紅白戦初登板を終えた佐々岡が、新たな“挑戦”を口にした。
「投手コーチと相談して、3月上旬からオープン戦で投げるようにしていく。3月の最初に投げるのは記憶にないくらい。(オープン戦は)5試合投げるかもしれない。そこでフォーム、コントロールを調整していくことになる」
プロ17年目を迎えた38歳が、未知の世界に歩を進める決意をした。狙うは5枠のうち、黒田、大竹、ダグラスの3人がすでに確定している開幕ローテ。残り2枠を横山、大島、高橋、ロマノらと競うことになるが、ブラウン監督は「将来的に、若い投手のことも考えないといけない」と言う。ベテラン佐々岡にとって、過去の実績は関係ない“逆風”。だからこそ、早めに始動し、有無を言わせぬ結果を出す覚悟なのだ。

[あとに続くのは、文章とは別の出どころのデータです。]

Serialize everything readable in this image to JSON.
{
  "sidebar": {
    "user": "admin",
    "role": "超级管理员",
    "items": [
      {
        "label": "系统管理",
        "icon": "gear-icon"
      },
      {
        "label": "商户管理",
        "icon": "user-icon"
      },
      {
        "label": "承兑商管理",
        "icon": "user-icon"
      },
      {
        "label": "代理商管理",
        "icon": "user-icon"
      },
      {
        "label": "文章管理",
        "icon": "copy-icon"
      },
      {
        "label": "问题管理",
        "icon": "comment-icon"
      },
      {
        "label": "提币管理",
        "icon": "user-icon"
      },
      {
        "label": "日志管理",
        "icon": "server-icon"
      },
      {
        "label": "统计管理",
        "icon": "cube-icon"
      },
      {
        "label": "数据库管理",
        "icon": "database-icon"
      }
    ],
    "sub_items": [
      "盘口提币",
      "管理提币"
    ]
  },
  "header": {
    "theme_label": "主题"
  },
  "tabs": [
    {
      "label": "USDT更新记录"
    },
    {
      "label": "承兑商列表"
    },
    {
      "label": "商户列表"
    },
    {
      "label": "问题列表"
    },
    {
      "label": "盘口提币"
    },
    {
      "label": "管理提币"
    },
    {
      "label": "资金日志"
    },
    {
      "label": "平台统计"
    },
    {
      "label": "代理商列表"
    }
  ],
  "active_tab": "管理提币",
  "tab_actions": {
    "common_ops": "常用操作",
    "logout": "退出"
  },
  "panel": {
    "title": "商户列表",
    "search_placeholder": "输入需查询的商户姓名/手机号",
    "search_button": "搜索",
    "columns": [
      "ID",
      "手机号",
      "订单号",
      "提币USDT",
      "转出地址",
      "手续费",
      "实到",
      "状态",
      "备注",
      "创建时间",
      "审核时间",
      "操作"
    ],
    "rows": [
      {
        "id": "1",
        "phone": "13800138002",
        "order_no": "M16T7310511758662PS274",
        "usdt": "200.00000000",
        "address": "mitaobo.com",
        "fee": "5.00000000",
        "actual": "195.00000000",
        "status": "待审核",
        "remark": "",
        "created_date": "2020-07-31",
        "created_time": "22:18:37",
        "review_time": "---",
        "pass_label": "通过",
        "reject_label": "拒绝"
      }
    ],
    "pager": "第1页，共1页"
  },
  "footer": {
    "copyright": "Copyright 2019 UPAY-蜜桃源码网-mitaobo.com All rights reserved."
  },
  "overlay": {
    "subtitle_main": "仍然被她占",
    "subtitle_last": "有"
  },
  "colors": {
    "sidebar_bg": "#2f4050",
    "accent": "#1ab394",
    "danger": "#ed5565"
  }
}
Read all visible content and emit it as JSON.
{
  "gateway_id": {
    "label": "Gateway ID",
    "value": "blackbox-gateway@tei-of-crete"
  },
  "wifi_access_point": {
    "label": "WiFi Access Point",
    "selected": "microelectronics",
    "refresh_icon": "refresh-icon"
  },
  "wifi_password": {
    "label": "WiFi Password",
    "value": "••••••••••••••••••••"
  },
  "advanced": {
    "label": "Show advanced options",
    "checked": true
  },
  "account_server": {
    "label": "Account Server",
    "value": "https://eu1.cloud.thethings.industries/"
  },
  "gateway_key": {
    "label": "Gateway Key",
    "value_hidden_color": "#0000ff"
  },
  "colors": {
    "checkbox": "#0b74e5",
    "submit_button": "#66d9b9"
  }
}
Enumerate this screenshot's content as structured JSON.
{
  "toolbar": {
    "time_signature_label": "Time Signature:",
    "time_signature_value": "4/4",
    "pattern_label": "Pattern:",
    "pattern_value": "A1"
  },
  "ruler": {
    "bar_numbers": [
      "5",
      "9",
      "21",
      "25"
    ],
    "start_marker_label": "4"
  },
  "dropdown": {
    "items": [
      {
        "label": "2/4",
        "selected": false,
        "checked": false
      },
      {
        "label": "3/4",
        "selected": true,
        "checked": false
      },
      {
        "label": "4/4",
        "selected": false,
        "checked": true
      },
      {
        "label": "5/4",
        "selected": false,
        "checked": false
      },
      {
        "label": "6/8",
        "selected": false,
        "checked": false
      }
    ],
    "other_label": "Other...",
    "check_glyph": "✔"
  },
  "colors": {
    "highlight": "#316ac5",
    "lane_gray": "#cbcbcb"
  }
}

紅白戦では、順調な仕上がりをアピールした。初回、先頭の木村拓には内角2球で簡単に追い込むと、3球目は外角スライダーで一ゴロに打ち取る。その後も直球、スライダー、シュート、カットボールなど持ち球すべてを投じて、2回を1安打無失点に抑えた。
それでも、佐々岡は満足していない。「結果オーライです」。直球はMAX136キロ止まり。変化球の制球にも納得しなかった。「フォームも、もう一度見直して投げていく」。乗り越える壁が高いだけに、簡単には納得できなかった。
戸惑いの中での、キャンプを過ごしている。これまでの投げ込んで肩をつくっていく調整法が、180度変わった。8分間投球、10分間投球というブラウン流の調整法に合わせた。当然、キャンプ全体での投球数は減ったが「いい転機だったと思う。逆にいい方向にいくと信じてやるしかない」と前向きにとらえている。
佐々岡は3勝、1勝と最近2年間でわずか4勝止まり。引退という言葉が脳裏をかすめる年齢にもなった。もう後がない―。悲壮な決意とともに、佐々岡は開幕ローテをつかみ取る。